Inactivation of Pyruvate Dehydrogenase Complex Mediates The Selective Effects of Butyrate on Colorectal Cancer Cells.

Butyrate, derived from the microbial fermentation of dietary fiber in the colon, is utilized as the primary energy source in the colonocyte. Butyrate can also regulate gene expression through inhibition of histone deacetylases (HDACs) in cancerous colonocytes. Butyrate has been reported to have selective effects on colorectal cancer cells where it slows cellular proliferation and induces apoptosis. Previously, we found that oxidation of butyrate is diminished in cancerous colonocytes compared to non‐cancerous colonocytes, and this difference in metabolism impacts the inhibition of HDACs by butyrate. The primary aim of this study was to characterize the mechanisms that influence butyrate oxidation in cancerous colonocytes (HCT116). We hypothesized that the decrease in butyrate oxidation observed in the cancerous colonocyte is associated with enhanced glucose uptake and utilization (the Warburg effect).
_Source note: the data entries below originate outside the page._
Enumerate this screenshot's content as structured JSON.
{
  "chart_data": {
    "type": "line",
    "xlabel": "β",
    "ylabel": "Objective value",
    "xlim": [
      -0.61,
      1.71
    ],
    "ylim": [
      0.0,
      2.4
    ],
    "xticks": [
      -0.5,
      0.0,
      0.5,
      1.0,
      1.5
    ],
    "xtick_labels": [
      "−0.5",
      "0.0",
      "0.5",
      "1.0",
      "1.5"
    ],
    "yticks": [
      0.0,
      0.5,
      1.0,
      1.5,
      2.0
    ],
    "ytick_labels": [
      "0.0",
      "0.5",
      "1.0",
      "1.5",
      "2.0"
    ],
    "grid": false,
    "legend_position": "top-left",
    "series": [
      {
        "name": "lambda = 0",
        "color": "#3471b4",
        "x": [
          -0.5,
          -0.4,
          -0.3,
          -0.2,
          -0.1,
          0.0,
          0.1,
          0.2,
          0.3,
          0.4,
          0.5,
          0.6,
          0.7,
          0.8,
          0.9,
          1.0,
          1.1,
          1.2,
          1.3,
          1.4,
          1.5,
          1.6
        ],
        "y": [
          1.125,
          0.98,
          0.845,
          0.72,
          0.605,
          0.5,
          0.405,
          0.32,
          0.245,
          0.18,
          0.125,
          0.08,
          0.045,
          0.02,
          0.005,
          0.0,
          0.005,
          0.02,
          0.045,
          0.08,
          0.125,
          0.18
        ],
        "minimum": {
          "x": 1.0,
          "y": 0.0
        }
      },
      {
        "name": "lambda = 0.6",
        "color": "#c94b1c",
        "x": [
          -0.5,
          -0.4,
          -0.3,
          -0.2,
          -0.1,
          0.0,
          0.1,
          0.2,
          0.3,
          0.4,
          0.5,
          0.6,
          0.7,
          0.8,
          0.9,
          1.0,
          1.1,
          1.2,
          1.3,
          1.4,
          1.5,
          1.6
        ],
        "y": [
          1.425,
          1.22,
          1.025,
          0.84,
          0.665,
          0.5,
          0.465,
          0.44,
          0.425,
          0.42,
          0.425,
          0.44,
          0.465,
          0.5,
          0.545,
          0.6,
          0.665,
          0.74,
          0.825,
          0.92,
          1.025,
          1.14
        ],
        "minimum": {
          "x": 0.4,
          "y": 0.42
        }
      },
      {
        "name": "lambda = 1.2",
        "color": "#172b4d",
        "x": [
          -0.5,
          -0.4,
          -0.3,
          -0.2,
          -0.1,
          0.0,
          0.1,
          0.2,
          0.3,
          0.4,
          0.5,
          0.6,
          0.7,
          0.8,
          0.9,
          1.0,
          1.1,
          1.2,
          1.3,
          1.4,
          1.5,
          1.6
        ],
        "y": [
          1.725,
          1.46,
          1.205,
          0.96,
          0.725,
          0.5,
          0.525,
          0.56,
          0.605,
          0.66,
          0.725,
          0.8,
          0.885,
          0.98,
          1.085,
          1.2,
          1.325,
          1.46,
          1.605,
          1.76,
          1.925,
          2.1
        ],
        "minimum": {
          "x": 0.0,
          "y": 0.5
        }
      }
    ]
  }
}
Colorectal cancer cells increase glycolysis and decrease oxidative metabolism through the phosphorylation and inactivation of the pyruvate dehydrogenase complex, which pushes cellular metabolism away from the formation of acetyl‐CoA and mitochondrial respiration. We chose to target the inactivation of the pyruvate dehydrogenase complex as a major event in regulating the Warburg effect and decreasing butyrate oxidation in the colorectal cancer cell. In these experiments, the Seahorse XF 24 Analyzer was used to measure butyrate oxidation in HCT116 cells with and without dichloroacetate (DCA). DCA is a PDH kinase inhibitor that increases PDH activation. We report here that the oxidation of butyrate in colorectal cancer cells with DCA was significantly higher than those without DCA (p<0.05). Next, we tested whether the inactivation of PDH in decreasing the oxidation of butyrate was dependent upon carnitine. Towards this end, DCA did not elevate butyrate oxidation in cancerous colonocytes when carnitine was absent (p<0.05). Furthermore, inactivation of PDH was associated with decreased OCNT2 (a major carnitine transporter) and CPT1A (carnitine palmitoyltransferase 1A) expression, which both have key roles in regulating carnitine‐dependent fatty acid oxidation. These data suggest that inactivation of PDH results in decreased butyrate oxidation that is dependent upon carnitine, and provide insight into why colorectal cancer cells are sensitive to butyrate.